Duke Street first backed Focus in 1987 when it was a chain of just six stores. In August 1998 the investor backed the £68 million acquisition of the Do It All chain from Boots. Two years later the group, known by then as Focus Do It All, made an offer for Wickes Plc and completed the deal for £325 million. In December 2000 the group also acquired the Great Mills chain from RMC Plc for £285 million. Focus Wickes is now the UK’s second largest DIY retail chain with 430 stores in the UK and sales in excess of €1.4 billion.

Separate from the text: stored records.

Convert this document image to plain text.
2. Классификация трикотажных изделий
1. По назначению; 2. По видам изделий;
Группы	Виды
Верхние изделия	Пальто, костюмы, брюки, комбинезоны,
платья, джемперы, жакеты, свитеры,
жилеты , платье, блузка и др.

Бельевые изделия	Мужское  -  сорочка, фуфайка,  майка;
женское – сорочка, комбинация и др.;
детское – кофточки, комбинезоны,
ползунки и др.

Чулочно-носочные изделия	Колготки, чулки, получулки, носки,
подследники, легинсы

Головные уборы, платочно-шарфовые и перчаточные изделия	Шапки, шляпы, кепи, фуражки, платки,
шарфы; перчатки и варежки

New debt facilities of £750 million have simultaneously been provided by ING Bank, Bank of Scotland and Goldman Sachs, these will include a revolving credit, senior term debt and a subordinated bridge to a high-yield bond. A senior debt financing of £375 million was put in place in 2001. Focus Wickes will now repay its £125 million 11 per cent senior notes due 2010, together with its £45 million 13 per cent redeemable senior notes also due 2010, via a cash offer and solicitation of consents. Bank of Scotland and ING arranged the original leveraged loan and were mandated to arrange an IPO-linked financing for the company this summer. The IPO was pulled due to poor equity market conditions.
Bill Archer, who founded the company in 1987 and is chairman and chief executive, said the new capital structure would provide additional equity to incentivise employees.